Tichys Einblick
Wie muss deutscher Nationalstolz aussehen?

NS-Aufarbeitung und Nationalgefühl: Einfache Lösungen gibt es nicht

Die schwierige Beziehung der Deutschen zu ihrer Heimat ist letztlich Grund für die meisten Probleme im Land, ob akut oder lang schwelend. Die Alternative, die die AfD anbietet, greift zu kurz.

picture alliance / Schoening | Schoening

„Unsere Vorfahren waren keine Verbrecher“, verkündet Maximilian Krah, Europaabgeordneter der AfD, über die sozialen Medien. Er bietet jungen Menschen eine Alternative zum „Schuldkult“ an, dazu, sich selbst und das eigene Heimatland schlechtzureden und fortwährend nur unter dem Schatten des Holocaust wahrzunehmen.

Das ist wichtig, denn das schwierige Verhältnis der Deutschen zu sich selbst liegt letztlich nahezu allen Problemen im Land zugrunde: Was man nicht schätzt, schützt und pflegt man nicht.

Krahs Aussagen klingen da genau richtig, sowohl für junge Leute, für die der Horror des NS-Regimes nicht mehr durch die Begegnung mit Zeitzeugen an Kontur gewinnt, als auch für jene, die noch von Lehrern der 68er-Generation unterrichtet wurden und verinnerlicht haben, dass Nationalstolz ein Übel sei. Letztere erlitten einen veritablen Schock, als Deutschland während des legendären Sommermärchens 2006 in einem Meer aus schwarz-rot-goldenen Wimpeln versank: Eine glänzende Zukunft voll sympathischen, weltoffenen Patriotismus’ schien zum Greifen nah.

Aber dann brach die Wokeness aus, und spätestens seit 2015 war es opportun, das schlechte Nationalgewissen aufrechtzuerhalten, um Kritik an der Migrationspolitik zu ersticken.

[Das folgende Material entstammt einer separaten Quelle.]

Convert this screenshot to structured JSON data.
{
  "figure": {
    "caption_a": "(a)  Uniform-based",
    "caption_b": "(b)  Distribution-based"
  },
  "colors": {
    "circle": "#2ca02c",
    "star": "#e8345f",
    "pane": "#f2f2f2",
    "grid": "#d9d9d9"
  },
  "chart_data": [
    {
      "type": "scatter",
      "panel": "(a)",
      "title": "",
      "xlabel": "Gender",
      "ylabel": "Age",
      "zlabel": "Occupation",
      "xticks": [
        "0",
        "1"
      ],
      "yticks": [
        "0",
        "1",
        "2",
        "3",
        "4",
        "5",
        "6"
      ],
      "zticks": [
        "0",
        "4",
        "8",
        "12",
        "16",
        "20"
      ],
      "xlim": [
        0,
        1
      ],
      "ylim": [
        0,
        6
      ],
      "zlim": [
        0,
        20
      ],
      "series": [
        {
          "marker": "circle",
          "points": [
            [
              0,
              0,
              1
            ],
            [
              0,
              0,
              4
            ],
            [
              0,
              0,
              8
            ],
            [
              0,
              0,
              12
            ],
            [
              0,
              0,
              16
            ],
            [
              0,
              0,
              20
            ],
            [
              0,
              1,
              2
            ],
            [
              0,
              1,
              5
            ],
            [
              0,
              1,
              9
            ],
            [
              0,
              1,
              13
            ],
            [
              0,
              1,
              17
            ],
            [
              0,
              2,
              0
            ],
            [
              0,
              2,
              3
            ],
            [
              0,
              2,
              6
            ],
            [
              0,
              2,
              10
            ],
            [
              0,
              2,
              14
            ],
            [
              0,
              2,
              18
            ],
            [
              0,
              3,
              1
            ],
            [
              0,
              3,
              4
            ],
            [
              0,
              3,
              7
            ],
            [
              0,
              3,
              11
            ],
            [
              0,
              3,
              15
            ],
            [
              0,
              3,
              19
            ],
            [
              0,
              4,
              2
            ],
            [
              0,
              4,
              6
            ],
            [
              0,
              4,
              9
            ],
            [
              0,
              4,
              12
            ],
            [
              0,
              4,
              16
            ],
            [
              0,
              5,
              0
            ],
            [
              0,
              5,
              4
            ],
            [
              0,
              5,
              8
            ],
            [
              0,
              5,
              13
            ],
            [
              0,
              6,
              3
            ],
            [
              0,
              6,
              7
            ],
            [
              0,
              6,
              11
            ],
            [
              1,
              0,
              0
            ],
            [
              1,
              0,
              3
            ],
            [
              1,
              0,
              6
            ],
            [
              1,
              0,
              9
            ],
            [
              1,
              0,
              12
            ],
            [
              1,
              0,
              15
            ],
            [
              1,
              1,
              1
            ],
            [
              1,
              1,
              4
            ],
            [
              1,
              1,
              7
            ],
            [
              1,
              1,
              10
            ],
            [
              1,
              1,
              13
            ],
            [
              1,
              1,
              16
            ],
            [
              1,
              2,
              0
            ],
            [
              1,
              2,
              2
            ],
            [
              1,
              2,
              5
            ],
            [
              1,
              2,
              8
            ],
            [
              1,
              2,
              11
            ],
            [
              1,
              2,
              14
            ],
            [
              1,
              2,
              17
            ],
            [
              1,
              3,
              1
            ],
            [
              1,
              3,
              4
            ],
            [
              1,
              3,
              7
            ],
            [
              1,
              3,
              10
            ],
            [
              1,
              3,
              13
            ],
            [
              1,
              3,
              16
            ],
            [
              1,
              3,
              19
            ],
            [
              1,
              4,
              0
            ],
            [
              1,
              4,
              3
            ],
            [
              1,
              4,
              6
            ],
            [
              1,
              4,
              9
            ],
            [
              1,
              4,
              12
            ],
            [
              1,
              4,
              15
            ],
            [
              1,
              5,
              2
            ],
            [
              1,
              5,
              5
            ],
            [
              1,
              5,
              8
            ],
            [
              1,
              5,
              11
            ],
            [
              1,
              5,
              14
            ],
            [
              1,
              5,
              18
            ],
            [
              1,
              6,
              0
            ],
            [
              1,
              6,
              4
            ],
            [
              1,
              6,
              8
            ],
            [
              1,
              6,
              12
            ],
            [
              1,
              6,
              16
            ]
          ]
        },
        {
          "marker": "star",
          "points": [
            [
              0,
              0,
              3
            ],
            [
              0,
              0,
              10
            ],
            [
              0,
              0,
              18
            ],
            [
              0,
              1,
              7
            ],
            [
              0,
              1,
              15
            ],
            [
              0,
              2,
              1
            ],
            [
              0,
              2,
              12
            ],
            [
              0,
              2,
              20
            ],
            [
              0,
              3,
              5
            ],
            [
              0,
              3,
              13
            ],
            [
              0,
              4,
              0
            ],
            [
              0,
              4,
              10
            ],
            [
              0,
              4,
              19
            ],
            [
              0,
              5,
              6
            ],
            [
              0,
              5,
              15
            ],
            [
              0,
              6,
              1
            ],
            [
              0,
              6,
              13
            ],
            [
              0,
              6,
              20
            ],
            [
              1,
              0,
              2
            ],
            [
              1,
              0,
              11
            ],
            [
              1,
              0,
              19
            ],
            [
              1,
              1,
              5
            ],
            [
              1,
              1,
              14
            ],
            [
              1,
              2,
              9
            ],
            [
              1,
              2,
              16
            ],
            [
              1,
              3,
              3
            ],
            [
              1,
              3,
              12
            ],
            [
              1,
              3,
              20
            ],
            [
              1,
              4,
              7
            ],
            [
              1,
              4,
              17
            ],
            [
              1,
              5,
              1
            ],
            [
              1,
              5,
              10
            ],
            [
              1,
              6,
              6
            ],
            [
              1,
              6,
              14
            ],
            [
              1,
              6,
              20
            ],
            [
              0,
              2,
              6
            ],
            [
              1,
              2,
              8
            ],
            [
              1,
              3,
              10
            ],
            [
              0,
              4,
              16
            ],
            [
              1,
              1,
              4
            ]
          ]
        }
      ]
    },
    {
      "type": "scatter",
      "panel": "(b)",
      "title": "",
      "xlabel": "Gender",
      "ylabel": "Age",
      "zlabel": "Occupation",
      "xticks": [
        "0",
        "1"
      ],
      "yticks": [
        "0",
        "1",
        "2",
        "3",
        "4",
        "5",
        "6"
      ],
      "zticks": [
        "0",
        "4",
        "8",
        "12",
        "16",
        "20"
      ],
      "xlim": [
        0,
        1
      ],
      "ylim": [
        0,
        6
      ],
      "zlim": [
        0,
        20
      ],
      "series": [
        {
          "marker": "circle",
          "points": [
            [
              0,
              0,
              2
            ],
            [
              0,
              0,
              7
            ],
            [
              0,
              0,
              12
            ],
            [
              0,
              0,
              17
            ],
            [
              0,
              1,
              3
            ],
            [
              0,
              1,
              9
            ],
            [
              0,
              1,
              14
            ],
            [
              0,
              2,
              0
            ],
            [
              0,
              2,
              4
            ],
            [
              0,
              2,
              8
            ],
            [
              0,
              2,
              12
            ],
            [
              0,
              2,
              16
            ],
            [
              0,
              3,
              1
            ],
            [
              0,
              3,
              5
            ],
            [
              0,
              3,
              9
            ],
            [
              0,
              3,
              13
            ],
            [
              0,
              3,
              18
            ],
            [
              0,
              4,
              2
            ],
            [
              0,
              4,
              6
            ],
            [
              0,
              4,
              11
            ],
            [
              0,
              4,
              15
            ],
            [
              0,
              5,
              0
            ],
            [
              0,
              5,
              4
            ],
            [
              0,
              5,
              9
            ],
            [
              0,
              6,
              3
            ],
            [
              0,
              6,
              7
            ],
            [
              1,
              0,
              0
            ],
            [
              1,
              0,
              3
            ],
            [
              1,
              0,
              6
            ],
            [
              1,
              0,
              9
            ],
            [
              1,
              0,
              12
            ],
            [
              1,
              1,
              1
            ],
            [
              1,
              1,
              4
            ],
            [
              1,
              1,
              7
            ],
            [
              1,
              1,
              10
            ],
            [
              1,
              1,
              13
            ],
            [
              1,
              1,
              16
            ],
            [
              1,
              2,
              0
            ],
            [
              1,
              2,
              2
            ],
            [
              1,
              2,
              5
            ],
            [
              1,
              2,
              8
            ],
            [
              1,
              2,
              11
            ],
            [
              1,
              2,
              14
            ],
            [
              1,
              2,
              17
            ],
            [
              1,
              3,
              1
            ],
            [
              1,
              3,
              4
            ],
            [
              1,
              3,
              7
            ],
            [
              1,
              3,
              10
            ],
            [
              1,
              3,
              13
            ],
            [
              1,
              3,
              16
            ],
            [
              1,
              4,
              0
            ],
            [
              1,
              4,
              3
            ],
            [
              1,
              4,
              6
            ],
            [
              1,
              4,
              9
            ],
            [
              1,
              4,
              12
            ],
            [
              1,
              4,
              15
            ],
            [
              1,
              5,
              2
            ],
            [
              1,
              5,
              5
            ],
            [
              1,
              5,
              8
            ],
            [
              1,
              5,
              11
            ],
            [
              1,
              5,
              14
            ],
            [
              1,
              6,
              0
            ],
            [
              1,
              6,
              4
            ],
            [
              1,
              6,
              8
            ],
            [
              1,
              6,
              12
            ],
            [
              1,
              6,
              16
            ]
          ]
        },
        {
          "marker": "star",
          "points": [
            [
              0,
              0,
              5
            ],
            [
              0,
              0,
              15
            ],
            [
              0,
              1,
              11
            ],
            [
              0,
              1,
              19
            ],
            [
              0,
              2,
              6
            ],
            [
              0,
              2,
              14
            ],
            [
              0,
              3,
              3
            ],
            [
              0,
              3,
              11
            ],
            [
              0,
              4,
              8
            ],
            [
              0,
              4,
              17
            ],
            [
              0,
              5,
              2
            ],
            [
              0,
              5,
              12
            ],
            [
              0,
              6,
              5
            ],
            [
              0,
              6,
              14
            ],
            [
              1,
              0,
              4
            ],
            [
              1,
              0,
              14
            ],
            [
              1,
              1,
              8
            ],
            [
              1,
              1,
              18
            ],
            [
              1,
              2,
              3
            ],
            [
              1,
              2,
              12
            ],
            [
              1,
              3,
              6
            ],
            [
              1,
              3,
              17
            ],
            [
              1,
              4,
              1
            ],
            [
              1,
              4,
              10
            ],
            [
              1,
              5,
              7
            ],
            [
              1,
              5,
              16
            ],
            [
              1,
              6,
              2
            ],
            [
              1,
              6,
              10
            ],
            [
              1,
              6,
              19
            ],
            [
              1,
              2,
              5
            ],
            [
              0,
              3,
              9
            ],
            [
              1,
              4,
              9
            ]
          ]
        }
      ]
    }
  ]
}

Mit zunehmendem Zuspruch für die AfD wurde dies dann obligatorisch und nahm absurde Ausmaße an: „Alle sind Hitler, du und ich, und deine Mutter sind Hitler“, spottet der KI-Satiriker Willy Kramer alias „Snickers für Linkshänder“ über die Nazi-Neurose, die jeden treffen kann, sobald er eine vom Mainstream abweichende Meinung vertritt.

Also zurück auf Anfang: Wie sieht ein gesundes Nationalbewusstsein für Deutsche aus? Hier führt uns Krah aufs Glatteis.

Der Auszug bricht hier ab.